COS 71-9 - Diversity does not always beget diversity: multiple herbivore guilds combine to contribute to the maintenance of low woody diversity in an African savanna ecosystem

Tuesday, August 8, 2017: 4:20 PM
E142, Oregon Convention Center
Grace K. Charles, Department of Plant Sciences, University of California, Davis, Truman P. Young, Department of Plant Sciences, University of California, Davis, Davis, CA, Duncan M. Kimuyu, Natural Resource Management and Environmental Studies, Karatina University, Karatina, Kenya, Corinna Riginos, Department of Zoology and Physiology, University of Wyoming, Laramie, WY and Kari E. Veblen, Dept. of Wildland Resources & Ecology Center, Utah State University, Logan, UT
Background/Question/Methods

An oft-touted premise in ecology, evolution and biodiversity conservation asserts that diversity begets diversity. Many positive and even negative species interactions have been both posited and demonstrated to contribute to such a relationship. However, some individual species, especially herbivores, can suppress plant species abundance. Here we take advantage of a multi-layered exclosure experiment to examine the separate and combined effects of three different guilds of wild and domestic large mammalian herbivores on woody plant abundance and diversity. We also conduct a meta-analysis to ask how diversity may beget diversity in the context of trophic relationships and interactions.

Results/Conclusions

After 16 years, the exclusion of all three guilds (mega-herbivores, other wild ungulates, and cattle) nearly tripled the species richness of woody plants.
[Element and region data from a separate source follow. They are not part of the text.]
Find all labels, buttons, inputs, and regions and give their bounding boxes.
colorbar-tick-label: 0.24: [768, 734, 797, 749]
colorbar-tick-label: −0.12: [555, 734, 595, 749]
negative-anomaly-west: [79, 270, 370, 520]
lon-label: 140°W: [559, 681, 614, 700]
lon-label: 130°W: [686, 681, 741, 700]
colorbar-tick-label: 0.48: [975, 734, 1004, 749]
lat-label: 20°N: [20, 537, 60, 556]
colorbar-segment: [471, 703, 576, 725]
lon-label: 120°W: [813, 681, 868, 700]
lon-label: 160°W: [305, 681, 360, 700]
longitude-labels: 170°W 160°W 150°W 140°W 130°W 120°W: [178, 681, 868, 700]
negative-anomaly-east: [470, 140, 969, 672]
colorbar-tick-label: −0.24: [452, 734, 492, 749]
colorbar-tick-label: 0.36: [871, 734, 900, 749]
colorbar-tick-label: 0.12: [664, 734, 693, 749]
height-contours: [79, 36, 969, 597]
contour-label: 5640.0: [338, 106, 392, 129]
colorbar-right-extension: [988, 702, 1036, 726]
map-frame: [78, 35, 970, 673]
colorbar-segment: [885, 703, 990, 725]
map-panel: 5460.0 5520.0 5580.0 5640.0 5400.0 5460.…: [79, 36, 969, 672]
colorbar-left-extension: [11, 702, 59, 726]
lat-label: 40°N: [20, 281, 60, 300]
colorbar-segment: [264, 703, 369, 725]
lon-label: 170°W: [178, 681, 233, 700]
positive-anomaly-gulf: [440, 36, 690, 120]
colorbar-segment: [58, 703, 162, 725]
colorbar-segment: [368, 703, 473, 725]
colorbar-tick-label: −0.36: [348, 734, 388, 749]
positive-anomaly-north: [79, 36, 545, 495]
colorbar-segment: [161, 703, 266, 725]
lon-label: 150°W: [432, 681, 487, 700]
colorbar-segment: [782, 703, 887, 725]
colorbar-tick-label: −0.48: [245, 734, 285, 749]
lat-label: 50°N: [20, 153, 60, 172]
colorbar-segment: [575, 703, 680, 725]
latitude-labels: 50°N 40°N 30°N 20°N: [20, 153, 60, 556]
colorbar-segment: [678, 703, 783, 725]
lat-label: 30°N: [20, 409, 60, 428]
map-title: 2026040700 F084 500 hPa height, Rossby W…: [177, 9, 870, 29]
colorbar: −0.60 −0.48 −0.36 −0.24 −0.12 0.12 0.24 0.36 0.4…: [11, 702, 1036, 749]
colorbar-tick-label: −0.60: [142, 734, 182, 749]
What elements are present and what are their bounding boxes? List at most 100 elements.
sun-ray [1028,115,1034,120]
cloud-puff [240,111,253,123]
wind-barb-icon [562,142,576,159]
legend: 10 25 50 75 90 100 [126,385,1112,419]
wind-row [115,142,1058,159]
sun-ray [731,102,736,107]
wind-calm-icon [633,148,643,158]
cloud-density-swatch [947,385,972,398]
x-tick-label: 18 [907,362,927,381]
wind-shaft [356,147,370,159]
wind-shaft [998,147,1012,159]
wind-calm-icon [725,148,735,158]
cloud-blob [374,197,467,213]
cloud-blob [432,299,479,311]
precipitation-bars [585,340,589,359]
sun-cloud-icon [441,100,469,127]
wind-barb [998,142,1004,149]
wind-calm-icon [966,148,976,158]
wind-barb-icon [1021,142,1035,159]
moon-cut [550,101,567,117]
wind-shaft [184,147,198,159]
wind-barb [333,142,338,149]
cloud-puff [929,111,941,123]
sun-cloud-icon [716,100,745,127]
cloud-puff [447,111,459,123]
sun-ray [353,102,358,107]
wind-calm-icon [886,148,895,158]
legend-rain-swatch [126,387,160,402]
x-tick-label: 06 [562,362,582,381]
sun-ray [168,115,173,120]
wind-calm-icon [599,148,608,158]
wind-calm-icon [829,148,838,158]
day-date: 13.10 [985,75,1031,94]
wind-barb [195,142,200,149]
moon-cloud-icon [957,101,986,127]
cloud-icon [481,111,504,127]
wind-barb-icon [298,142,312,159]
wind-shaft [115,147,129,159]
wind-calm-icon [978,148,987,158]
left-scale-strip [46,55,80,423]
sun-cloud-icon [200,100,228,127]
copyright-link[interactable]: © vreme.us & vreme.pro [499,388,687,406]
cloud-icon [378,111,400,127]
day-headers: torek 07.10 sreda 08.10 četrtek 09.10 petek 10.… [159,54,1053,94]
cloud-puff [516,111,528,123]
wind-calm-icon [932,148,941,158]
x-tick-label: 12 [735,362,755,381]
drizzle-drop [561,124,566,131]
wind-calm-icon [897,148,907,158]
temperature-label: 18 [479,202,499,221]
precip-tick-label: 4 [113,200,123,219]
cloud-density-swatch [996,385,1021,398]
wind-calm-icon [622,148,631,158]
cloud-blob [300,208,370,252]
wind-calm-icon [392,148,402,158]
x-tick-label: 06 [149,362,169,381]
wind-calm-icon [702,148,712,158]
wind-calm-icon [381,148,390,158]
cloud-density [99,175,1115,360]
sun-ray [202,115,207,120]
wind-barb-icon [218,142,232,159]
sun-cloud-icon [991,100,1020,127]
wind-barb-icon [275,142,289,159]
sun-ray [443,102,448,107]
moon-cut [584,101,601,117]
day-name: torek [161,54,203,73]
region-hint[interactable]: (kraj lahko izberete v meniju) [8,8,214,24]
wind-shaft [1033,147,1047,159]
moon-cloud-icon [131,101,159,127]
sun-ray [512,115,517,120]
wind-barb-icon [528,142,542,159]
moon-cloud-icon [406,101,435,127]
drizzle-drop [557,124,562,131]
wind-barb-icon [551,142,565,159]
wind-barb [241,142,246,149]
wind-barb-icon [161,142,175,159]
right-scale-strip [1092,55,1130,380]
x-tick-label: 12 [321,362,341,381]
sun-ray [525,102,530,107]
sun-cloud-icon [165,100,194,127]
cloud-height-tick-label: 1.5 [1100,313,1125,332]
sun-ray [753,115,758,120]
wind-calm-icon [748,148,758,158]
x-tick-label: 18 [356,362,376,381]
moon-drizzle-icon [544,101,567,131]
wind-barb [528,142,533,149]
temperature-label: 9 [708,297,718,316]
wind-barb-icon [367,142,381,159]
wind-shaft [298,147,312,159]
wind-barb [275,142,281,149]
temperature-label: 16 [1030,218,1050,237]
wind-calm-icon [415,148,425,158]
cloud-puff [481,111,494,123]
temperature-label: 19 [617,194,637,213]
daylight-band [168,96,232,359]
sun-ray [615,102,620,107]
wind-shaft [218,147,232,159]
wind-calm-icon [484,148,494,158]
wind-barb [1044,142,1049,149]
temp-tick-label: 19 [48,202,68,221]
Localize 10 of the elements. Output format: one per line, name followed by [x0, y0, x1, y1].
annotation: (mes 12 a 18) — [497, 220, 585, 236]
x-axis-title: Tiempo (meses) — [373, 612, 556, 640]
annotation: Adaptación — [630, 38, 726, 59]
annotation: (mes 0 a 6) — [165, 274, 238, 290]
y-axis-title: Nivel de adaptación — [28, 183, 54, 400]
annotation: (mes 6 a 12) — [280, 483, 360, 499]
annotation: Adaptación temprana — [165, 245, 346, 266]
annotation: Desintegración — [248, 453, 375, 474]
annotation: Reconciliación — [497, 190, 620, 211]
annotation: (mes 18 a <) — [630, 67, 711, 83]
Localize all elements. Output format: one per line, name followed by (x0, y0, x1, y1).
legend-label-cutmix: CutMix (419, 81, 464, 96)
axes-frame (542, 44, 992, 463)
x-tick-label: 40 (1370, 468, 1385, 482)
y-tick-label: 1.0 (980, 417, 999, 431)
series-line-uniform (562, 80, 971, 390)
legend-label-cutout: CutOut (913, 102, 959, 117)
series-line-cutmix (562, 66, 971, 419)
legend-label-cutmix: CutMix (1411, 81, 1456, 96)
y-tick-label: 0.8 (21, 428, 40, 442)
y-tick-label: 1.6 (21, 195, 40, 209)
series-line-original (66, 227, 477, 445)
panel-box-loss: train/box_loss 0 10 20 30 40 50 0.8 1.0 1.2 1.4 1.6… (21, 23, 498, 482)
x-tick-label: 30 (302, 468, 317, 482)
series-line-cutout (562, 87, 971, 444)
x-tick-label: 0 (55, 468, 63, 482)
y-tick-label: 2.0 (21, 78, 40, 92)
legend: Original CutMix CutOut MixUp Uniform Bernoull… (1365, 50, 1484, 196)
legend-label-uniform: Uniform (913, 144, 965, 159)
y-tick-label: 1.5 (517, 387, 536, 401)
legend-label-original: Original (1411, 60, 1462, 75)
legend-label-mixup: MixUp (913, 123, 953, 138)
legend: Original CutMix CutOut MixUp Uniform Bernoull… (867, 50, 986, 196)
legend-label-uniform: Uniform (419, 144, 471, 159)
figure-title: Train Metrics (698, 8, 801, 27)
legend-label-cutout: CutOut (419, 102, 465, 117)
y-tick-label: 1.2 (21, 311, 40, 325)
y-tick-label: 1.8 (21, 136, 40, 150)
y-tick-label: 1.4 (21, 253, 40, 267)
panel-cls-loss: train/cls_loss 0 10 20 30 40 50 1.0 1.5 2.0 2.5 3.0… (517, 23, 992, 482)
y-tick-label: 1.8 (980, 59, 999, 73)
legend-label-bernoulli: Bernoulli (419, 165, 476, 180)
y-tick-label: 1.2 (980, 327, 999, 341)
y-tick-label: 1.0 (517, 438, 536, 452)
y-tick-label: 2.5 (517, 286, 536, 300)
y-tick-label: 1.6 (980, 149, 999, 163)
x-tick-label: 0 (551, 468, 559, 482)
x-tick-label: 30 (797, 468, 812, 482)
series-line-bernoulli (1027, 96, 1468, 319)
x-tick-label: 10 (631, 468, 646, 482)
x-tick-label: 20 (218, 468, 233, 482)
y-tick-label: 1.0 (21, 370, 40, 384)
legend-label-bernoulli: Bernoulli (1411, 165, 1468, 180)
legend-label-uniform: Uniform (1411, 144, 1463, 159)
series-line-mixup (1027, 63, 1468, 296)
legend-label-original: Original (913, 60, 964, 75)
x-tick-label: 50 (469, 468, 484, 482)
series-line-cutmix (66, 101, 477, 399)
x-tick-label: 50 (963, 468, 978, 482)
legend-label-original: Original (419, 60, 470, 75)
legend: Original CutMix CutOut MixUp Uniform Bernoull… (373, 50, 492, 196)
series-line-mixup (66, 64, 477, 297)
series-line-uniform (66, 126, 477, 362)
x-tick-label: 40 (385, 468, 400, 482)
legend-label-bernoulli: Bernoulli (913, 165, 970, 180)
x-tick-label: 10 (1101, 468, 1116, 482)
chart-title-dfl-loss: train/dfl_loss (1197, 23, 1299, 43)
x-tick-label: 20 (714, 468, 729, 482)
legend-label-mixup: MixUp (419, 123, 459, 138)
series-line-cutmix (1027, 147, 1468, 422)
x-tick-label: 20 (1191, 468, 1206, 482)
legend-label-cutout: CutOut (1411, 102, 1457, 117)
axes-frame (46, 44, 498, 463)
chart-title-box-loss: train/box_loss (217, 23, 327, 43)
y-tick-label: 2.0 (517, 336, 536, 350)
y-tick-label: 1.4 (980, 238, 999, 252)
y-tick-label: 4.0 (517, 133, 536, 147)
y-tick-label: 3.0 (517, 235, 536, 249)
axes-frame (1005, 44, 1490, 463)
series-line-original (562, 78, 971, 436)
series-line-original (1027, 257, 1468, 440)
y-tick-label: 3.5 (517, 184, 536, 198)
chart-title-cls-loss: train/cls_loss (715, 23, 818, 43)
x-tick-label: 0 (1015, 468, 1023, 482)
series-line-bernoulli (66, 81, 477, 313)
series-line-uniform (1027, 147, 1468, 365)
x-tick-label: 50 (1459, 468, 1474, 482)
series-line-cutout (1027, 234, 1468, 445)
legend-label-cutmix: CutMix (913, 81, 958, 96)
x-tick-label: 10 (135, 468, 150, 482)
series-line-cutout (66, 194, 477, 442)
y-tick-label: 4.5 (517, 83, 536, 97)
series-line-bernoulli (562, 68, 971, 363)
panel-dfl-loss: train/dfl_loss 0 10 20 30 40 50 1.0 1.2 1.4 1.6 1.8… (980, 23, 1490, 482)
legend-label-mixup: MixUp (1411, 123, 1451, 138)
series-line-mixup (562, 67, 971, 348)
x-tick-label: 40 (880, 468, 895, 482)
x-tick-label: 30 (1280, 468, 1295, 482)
Each of the guilds contributed to the suppression of woody species, and species richness and diversity declined monotonically with the number of herbivores guilds present. The woody species had multiple patterns of response to release from herbivory. Woody plant diversity across the exclosure plots was positively correlated with previously measured bird diversity, suggesting a positive diversity cascade back up the food chain that extended the diversity suppression by large herbivores to additional trophic levels. Many of the woody species that appeared in the exclosure plots did not occur elsewhere in the vicinity of the experiment, strongly suggesting that considerable long distance dispersal occurs, but remains cryptic because of the local failure of seedlings to survive herbivory. These results are part of a broader emerging pattern in which increased species diversity on one trophic level may increase species diversity at the level(s) above it, but suppress species diversity at the level directly below it. Our meta-analysis shows that this is a pattern broadly applicable to other ecosystems.